Last Updated on February 7, 2023 by LawEuro

Legal summary
February 2023

Paun Jovanović v. Serbia – 41394/15

Judgment 7.2.2023 [Section IV]

Article 1 of Protocol No. 12
General prohibition of discrimination

Unjustified conduct by judge preventing lawyer from using the Ijekavian variant of the Serbian language and allowing the use of the Ekavian, despite equal official status of both variants: violation

Article 6
Constitutional proceedings
Article 6-1
Fair hearing

Lack of adequate reasoning provided by Constitutional Court in refusing to deal with applicant’s appeal against discriminatory treatment: violation

Facts – The application concerns the use in judicial proceedings of two standard and equal variants of the Serbian language, Ekavian and Ijekavian, having the same official status.

The applicant acted as defence counsel in a criminal hearing before the investigating judge. When posing questions directly to a witness, the applicant used the Ijekavian variant of the Serbian language, however, he had been warned to use the Ekavian variant by the judge. The applicant lodged an appeal with the Constitutional Court alleging he had been discriminated against since the other lawyer, an Ekavian speaker, had not been given any warnings during the impugned hearing. The Constitutional Court rejected the appeal.

Law – Article 1 of Protocol No.12:

(a) Applicability

Article 1 of Protocol No.12 was applicable as the applicant’s complaint fell under one of the categories envisaged by the Explanatory Report of that Article, namely potential discrimination in the enjoyment of a right which might be inferred from a clear obligation of a public authority to behave in a particular manner under national law.

(b) Merits

(i) Whether there was a difference in treatment

As the applicant and the Government fundamentally disagreed as to what had actually happened, the Court gave precedence to the transcript of the hearing. The transcript contained no reasons as to why the applicant would have had to be warned of anything at all in this context. Nevertheless, there had been a warning addressed to the applicant to use the official language in the proceedings, the clear implication being that Ijekavian was not accepted as such, while, at the same time, the other, Ekavian speaking, lawyer, who had acted on behalf of the victim, had been given no such warning. Moreover, there had been nothing in the transcript to indicate that the investigating judge had asked the applicant to reformulate any of his questions in order for the witness to be able to understand them.
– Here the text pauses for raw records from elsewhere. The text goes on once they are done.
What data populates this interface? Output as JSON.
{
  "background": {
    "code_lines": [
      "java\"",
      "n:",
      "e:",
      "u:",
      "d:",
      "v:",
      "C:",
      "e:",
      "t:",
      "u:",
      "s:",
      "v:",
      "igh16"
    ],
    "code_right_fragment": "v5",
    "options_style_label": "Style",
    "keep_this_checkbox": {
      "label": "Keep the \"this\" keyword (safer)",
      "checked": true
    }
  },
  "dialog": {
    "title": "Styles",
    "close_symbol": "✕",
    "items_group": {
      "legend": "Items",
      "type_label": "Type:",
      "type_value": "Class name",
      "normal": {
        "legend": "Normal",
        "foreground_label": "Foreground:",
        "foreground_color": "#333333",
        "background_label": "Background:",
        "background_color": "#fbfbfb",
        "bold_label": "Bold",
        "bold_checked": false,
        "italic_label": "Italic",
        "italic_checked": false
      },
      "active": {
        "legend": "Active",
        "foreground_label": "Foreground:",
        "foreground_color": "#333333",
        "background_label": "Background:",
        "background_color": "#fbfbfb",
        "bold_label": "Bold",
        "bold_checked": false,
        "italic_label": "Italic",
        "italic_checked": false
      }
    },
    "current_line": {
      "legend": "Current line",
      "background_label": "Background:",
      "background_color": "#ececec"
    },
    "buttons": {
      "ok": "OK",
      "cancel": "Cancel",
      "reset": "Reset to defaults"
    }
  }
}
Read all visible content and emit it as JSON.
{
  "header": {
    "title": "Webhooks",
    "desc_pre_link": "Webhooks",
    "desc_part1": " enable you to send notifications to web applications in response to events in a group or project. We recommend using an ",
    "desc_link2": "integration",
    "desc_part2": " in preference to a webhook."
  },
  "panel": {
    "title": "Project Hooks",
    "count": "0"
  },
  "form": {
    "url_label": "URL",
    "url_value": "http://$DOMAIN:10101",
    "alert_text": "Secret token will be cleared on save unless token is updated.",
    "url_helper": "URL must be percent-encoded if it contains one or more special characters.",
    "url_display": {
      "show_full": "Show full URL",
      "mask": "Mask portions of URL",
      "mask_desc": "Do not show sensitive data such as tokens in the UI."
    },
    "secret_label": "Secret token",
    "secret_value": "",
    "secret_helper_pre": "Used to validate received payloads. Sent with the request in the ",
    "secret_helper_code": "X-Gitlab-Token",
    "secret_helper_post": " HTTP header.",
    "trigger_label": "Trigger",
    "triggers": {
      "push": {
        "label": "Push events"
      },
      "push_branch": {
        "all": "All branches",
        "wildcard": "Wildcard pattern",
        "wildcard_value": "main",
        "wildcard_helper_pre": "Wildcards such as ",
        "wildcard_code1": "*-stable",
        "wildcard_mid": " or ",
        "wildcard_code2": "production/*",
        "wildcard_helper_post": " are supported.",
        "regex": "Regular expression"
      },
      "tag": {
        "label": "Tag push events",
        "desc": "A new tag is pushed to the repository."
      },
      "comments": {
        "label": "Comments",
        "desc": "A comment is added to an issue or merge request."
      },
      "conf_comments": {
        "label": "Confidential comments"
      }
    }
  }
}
The applicant had therefore been treated differently from the Ekavian speaking lawyer, with this difference being based on his use of Ijekavian as one of the two variants of the Serbian language in equal official use domestically.

(ii) Whether there was a comparable situation

The applicant as defence counsel and an Ijekavian speaker of the Serbian language and the lawyer acting on behalf of the victim as a speaker of the Ekavian variant had been persons engaged in essentially the same activity, namely acting on behalf of their clients in the course of criminal proceedings and therefore were considered as persons in analogous or relevantly similar situations.

(iii) Whether there was an objective and reasonable justification

The Government had offered no explanation as to why such treatment would have been legitimate, reasonable or proportionate. Although it was legitimate for a State Party to the Convention to regulate matters involving the official use of a language in court proceedings and, mutatis mutandis, to different variants of the same language, there could not have been an objective and reasonable justification for the applicant being treated differently from another lawyer in an analogous situation, based on his use of Ijekavian. The margin of appreciation could only have been relevant in terms of possible linguistic policy choices but not in a situation where, such as in the present case, there had been a failure on the part of a judge to implement the undisputed interpretation of the already existing legislation on this matter.

Conclusion: violation (unanimously).

Article 6 § 1:

The Constitutional Court had refused to deal with the applicant’s appeal but had not clarified why the legal preconditions for dealing with this appeal had not been fulfilled. In particular, it had not explained why the impugned conduct of the investigating judge had not been a matter that could be challenged before it. Moreover, the Constitutional Court had not made it clear what the appropriate course of action for the applicant would have been in his attempts to obtain redress for the discrimination of which he complained. Lastly, although it might be sufficient for a higher court to dismiss an appeal by referring only to the legal provisions providing for that procedure, in the instant case, there had been no prior judgment or a hearing on the complaint before the case was brought to the Constitutional Court, nor was there any prior relevant jurisprudence of the Constitutional Court, notably in the specific context of a complaint such as the present one. Moreover, the issues raised by the applicant in his constitutional appeal had been significant, concerning as they did discrimination in the proceedings before a court of law. The Constitutional Court had therefore not complied with the requirement that the national courts are obliged to examine main claims with particular care and rigour.

Conclusion: violation (unanimously).

Art 41: EUR 2,000 in respect of non-pecuniary damage.